Tau4R-GFP larvae were subjected to TBI and post-traumatic seizures were intensified by addition of the convulsant kainate. Although kainate treatment alone (without TBI) did not appreciably increase GFP+ Tau puncta in the spinal cord (black), kainate significantly increased the abundance of puncta in larvae receiving TBI (*p<0.5, **p<0.01, ****p<0.0001 compared to TBI alone [blue text]; #p<0.01 compared to TBI+5 μM dose). Raw data is plotted for each larva, along with mean ± standard error.

Longitudinal analysis of individual fish after traumatic brain injury (TBI) shows various patterns of TAu inclusion formation and clearance in their brains.

(A) In the control group (no TBI) the majority of Tau4R-GFP biosensor larvae did not develop GFP+ aggregates in the brain, although a few either developed aggregates at later time point (3dpi), or developed aggregates that disappeared at later timepoints. (B) Tau4R-GFP biosensor larvae subjected to TBI developed more GFP+ brain aggregates and at earlier timepoints compared to controls, and the number of aggregates typically (although not always) increased with time. Within panels A and B, the left and right graphs are equivalent and display several larvae each.

(A) Tau4R-GFP biosensor zebrafish larvae subjected to TBI and treated with the convulsant 4-AP show no brain puncta. Scale bar = 200 μm. (B) 4-AP significantly reduced (apparently eliminated) the abundance of GFP+ puncta in the brain and spinal cord compared to untreated TBI control. Results from alternative doses and timings of 4-AP are reported in Figure 6—figure supplement 1. The impact of 4-AP on tauopathy appears to be independent of its actions on post-traumatic seizures because reducing the latter with anti-convulsant retigabine (RTG) had no measurable effect. (C-F) Pharmacological inhibition of endocytosis reduced tauopathy following TBI. (C) Blocking endocytosis with Pyrimidyn-7 (P7) treatments significantly inhibited the formation of Tau4R-GFP+ puncta following TBI in zebrafish larvae (***p=0.001). (D) Dyngo 4a treatment significantly reduced Tau aggregates in the spinal cord (**p=0.0025) in a manner similar to P7. (E) 4-AP treatment significantly inhibited the formation of Tau4R-GFP+ puncta in the spinal cord (***p=0.0003) of Tau biosensor line that also express human Tau (0N4R) after traumatic brain injury compared to untreated TBI control group. (F) A notable reduction in Tau aggregates was observed in the same line after treatment with P7 drug. Statistical analysis shows no significance difference (ns, p=0.2223) between groups. n = number of larvae. ****p<0.0001, Kruskal-Wallis ANOVA with Dunn’s multiple comparison test used throughout this Figure.

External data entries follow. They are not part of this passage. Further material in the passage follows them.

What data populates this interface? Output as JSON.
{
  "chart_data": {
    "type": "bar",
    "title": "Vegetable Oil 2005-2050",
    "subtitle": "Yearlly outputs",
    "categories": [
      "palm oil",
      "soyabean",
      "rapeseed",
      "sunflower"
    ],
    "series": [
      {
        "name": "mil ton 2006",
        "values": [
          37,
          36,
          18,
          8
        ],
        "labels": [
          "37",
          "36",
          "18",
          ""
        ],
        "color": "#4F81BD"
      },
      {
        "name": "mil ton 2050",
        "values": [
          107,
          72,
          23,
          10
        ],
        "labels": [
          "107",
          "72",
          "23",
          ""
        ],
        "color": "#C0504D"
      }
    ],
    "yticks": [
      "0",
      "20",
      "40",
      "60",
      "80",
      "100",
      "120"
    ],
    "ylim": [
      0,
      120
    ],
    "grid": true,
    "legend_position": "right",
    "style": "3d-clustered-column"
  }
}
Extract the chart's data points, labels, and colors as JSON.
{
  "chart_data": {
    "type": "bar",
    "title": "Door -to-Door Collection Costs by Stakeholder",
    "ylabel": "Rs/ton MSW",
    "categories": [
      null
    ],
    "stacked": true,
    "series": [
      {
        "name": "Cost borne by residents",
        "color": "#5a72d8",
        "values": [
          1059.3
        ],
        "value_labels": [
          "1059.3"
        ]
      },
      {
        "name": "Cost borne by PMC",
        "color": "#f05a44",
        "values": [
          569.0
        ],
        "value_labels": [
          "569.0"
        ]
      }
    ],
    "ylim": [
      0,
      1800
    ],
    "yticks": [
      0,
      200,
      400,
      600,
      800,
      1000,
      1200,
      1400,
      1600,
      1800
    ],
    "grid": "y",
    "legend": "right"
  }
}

(A) Tau4R-GFP biosensor zebrafish larvae subjected to TBI and treated with the convulsant 4-AP show no brain puncta. 4-AP was added to the TBI larvae 1 day post-traumatic brain injury (dpti) and left for 38 hr as displayed in timeline at top. (A,B) 4-AP significantly reduced (apparently eliminated) the abundance of GFP+ puncta in the brain and spinal cord compared to untreated TBI control (**p<0.009 at 3dpti and ***p<0.0003 at 4dpti) at two different doses. (C) All larvae treated with 4-AP failed to display any GFP+ puncta (# of aggregates is 0), displayed as distribution of larvae binned into the number of GFP+ puncta they exhibited. (D,E) Timing and duration of 4-AP treatments following TBI had no appreciable effect on 4-AP abrogating the TBI-induced Tau aggregates. Symbols and colors for all panels are consistent with the legend at the top right of the Figure.

Graphical summary: anticonvulsants reverse the tauopathy and cell death exhibited by zebrafish larvae following traumatic brain injury (TBI).

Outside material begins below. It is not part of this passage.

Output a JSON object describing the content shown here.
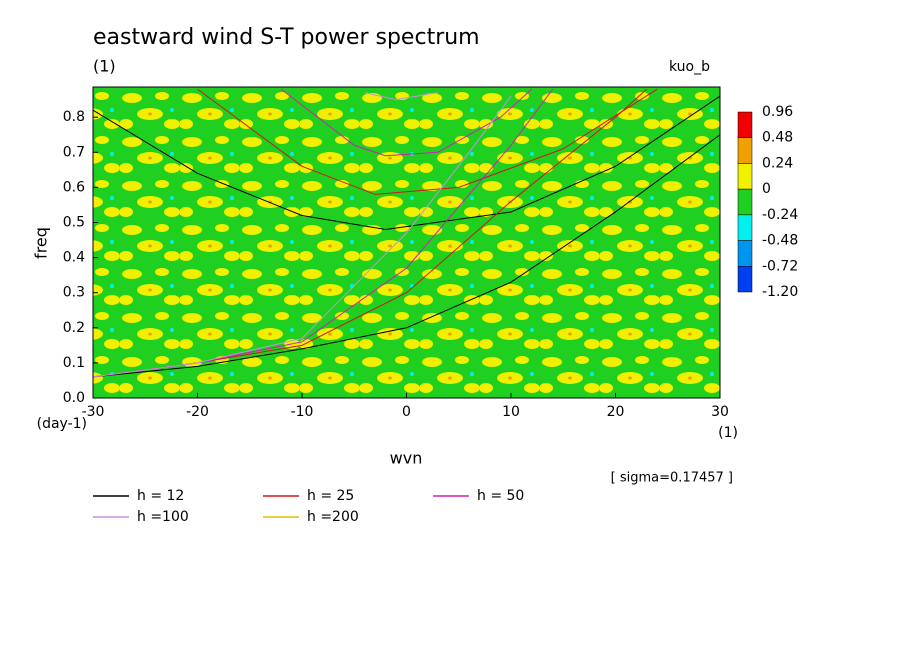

Tauopathy was reported via aggregation of a genetically encoded chimeric protein, Tau4R-GFP, that was expressed throughout the central nervous system. TBI led to seizures, and subsequently to Tau aggregation and cell death (akin to chronic traumatic encephalopathy, CTE). The tauopathy and cell death were ameliorated, producing healthy larvae, by blocking seizures with anti-convulsants; these effects were specific insomuch that they could be reversed by co-application of convulsants.